Mankato officials say giving districts enough time to get the tests done and decreasing unfunded mandates would help the tests keep districts accountable. When lawmakers make changes to state testing requirements, it can cause massive headaches and delays across the state.

"It's a huge system that you have to make adjustments to," said Heather Mueller, teaching and learning director for Mankato Area Public Schools.

Minnesota's Department of Education temporarily suspended MCA testing in 2013 and 2015 due to issues third-party vendors had in administering computer-based tests to students. Those issues caused delays for school districts trying to get their students tested within a window of time mandated by the state.

Yet even when vendors are correctly giving tests to students, there are times when students simply aren't given the resources to take those tests. Computer labs throughout schools are routinely booked in the spring for MCA testing, which takes away from classroom time.

Districts often throw in numerous non-mandatory standardized tests as well to act as better benchmarks for student achievement, as MCAs and other, similar tests only happen once a year.

That can cause some students to stress out over testing, according to educators who spoke during the hearing.

Dana O'Brien, a sixth-grade teacher at Willow Creek Middle School in Rochester, told auditors one of her English language learning students purposefully got himself kicked out during the MCAs this year so he didn't have to take the test.

"He's sick and tired of testing because that's all he's doing at school," he said. "He's a brilliant student, he's making and doing a lot of growth and showing growth, but he's just fed up with the testing."

Another problem lies in how standardized testing data are used.
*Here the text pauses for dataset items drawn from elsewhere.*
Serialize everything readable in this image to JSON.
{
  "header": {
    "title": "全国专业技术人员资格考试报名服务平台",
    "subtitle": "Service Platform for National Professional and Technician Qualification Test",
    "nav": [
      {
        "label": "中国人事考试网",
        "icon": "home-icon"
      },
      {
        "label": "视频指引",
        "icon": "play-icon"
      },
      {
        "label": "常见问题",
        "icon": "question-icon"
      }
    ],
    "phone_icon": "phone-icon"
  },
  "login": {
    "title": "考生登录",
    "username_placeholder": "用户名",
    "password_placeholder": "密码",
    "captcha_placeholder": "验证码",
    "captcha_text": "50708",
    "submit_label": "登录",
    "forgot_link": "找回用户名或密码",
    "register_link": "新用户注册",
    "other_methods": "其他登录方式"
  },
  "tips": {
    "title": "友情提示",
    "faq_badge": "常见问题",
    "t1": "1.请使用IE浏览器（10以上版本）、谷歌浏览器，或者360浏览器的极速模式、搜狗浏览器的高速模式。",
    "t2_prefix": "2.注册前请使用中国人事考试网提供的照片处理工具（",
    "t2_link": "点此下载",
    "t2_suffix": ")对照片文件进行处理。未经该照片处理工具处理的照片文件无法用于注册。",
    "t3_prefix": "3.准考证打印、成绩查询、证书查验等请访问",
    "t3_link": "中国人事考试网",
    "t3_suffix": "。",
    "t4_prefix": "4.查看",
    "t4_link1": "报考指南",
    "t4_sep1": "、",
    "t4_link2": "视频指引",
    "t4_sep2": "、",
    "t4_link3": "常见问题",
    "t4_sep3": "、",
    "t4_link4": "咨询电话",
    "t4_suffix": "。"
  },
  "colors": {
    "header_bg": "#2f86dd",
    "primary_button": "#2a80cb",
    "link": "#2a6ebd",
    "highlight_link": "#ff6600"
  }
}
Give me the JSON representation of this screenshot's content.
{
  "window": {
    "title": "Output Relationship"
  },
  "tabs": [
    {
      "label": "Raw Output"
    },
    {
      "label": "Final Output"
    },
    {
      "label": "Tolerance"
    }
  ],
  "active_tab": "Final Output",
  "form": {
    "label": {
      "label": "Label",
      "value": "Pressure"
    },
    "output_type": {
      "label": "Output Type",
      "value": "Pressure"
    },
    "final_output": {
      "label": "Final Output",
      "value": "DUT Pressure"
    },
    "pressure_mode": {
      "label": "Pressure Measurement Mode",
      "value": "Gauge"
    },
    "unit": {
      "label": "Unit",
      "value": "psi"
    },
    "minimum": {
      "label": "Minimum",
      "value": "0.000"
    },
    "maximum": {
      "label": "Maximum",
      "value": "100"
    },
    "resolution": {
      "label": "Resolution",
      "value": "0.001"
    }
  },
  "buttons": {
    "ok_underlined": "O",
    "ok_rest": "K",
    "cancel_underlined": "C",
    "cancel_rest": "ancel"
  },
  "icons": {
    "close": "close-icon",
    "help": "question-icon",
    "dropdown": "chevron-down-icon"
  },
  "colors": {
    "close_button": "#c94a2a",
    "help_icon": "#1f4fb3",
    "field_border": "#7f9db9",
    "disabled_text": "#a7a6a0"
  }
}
Students take MCAs in the spring, but districts routinely have to wait several months before they get results.

By the time the state's Multiple Measurement Ratings — the framework Minnesota uses to examine MCA results — are released in the fall, it's far too late to use that data to determine how to help individual students learn better.

That's why educators see MCAs and other mandatory standardized tests as a single benchmark in planning overall district strategies, rather than a useful tool for student growth.

"It would be a disservice to evaluate a student's learning based in one data point on that MCA," said Renee Corneille, a middle school principal and assessment coordinator for St. Anthony New Brighton School District. "Because the standard error could cross that student over to a proficiency rate of either being not proficient to partially proficient. So that means on any given day, if I take that test, I could be five points higher and be proficient."

Lawmakers say defining the stakeholders behind the MCA test is a crucial part of the upcoming audit.

Rep. Connie Bernardy, DFL-New Brighton, requested state auditors review standardized testing in part because there are plenty of questions concerning state standardized testing as a whole. Bernardy believes it's important to gauge school districts' perspectives on the MCAs and other standardized tests to determine how well they're following testing guidelines.

"What's in their gut? How do they feel about this?" she said during the hearing. "That does influence how effective these tests are around the state."

The audit is expected to be released in early 2017, according to Kirchner.